Stamattina è successa una cosa terribile. Ho bevuto caffè solubile. Inoltre, dopo una più accurata ispezione al termine della terza tazza, ho pure scoperto che era senza caffeina. Per tutti coloro che si sentono offesi: mi dispiace molto. Sarò irraggiungibile per le prossime 48 ore, il tempo che mi servirà per riflettere su quello che ho combinato.

- Mullen e i viaggi/1

Sto per perdere il treno. Ho detto all'autista di questo taxi che se mi lascia alla stazione in tempo lo pago il doppio. Sono terrorizzato.

-  Mullen e i viaggi/2

Questa mattina ho perso il mio portafogli all'aeroporto di Barcellona. A chi dovesse trovarlo dico: comprati qualcosa di bello. Ma sentiti anche libero di restituirmelo.

- Mullen e la patria

Il mio cibo irlandese preferito? L'Irlanda è conosciuta solo per il purè di patate, e io odio il purè di patate. Sono costretto a dire la Guinness.

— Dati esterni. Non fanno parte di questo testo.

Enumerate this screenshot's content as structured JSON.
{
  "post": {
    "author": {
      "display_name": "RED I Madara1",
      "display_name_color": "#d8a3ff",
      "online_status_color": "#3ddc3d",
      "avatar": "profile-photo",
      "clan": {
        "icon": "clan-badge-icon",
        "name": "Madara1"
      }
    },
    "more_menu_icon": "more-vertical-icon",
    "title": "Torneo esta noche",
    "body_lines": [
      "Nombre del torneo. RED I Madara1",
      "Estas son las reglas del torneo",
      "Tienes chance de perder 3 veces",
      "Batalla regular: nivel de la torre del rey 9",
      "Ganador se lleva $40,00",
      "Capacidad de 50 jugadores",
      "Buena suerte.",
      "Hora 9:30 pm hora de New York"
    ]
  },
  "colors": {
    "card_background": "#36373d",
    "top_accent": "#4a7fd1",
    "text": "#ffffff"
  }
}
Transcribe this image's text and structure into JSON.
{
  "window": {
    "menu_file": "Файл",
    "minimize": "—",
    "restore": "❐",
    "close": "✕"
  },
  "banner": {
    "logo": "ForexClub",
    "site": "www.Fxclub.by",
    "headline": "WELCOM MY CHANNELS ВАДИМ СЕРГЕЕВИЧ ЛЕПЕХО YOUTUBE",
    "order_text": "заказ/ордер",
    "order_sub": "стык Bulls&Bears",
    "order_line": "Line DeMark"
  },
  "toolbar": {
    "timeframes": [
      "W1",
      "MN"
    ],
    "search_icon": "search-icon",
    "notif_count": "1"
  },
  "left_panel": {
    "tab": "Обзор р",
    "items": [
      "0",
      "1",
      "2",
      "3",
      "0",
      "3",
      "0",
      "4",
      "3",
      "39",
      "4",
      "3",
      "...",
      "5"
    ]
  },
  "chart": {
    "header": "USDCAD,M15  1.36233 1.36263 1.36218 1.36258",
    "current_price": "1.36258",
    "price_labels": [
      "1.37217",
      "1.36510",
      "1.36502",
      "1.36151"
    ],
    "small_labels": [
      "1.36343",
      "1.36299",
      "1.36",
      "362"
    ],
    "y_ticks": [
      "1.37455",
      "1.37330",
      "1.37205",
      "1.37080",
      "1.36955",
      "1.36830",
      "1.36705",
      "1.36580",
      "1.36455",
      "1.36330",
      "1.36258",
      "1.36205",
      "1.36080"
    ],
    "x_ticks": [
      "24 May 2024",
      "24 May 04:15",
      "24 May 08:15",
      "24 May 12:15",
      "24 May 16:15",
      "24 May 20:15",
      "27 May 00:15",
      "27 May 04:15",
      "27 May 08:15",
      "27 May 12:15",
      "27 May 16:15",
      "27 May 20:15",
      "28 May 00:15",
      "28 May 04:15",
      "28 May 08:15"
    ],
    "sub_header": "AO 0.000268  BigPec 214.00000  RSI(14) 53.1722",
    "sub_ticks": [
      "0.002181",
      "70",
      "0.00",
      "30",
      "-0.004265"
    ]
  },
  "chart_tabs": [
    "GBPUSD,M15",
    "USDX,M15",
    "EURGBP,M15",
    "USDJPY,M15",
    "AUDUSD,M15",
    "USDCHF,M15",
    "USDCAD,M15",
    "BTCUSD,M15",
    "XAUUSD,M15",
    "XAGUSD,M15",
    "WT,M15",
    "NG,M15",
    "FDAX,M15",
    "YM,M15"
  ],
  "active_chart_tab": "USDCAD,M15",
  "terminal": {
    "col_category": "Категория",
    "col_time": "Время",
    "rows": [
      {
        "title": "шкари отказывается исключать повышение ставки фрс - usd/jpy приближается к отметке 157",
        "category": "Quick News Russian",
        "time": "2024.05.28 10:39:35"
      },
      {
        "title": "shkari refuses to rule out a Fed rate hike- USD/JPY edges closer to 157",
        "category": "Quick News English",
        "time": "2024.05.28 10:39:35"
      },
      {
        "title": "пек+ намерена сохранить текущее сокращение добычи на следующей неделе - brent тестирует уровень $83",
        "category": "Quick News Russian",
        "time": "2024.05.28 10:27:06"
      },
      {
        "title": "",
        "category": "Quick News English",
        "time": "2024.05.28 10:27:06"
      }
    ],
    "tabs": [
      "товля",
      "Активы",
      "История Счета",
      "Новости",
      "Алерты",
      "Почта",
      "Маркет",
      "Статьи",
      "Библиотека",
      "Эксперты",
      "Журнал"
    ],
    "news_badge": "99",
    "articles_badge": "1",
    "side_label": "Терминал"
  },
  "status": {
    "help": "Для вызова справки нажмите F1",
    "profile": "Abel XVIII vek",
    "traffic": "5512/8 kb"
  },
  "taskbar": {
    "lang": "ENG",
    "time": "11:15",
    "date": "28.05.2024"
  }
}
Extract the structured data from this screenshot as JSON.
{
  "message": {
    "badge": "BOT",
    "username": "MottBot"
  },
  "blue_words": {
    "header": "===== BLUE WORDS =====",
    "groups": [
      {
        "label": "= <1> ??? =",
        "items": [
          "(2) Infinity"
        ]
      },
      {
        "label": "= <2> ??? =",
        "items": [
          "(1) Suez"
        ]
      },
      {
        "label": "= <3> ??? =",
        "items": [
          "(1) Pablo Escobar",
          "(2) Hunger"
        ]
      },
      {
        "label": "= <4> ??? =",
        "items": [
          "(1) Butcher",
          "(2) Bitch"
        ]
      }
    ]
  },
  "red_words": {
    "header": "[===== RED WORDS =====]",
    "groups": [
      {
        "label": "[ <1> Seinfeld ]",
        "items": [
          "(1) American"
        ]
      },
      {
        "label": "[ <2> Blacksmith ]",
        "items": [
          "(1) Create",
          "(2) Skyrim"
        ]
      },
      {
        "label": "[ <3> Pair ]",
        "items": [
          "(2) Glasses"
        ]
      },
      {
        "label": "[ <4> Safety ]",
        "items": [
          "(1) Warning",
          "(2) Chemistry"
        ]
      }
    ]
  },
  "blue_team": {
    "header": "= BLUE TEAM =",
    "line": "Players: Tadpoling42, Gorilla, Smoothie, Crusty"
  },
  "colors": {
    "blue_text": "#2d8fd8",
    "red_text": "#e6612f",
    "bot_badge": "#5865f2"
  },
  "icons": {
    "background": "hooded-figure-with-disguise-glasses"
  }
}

Allora, non siete anche voi contenti che Ryan Mullen sia diventato un ciclista? Che, come dice lui, abbia trovato "qualcosa che gli riesce bene", sia diventato famoso e abbia deciso di condividere con noi i suoi pensieri più reconditi?

L'alternativa d'altra parte non sarebbe stata granché allettante, a sentire lui: "Se non fossi diventato un ciclista, probabilmente mi sarei iscritto all'università, avrei trovato il modo di distruggere il mio fegato e mi sarei presto ritrovato con cinquantamila sterline di debito."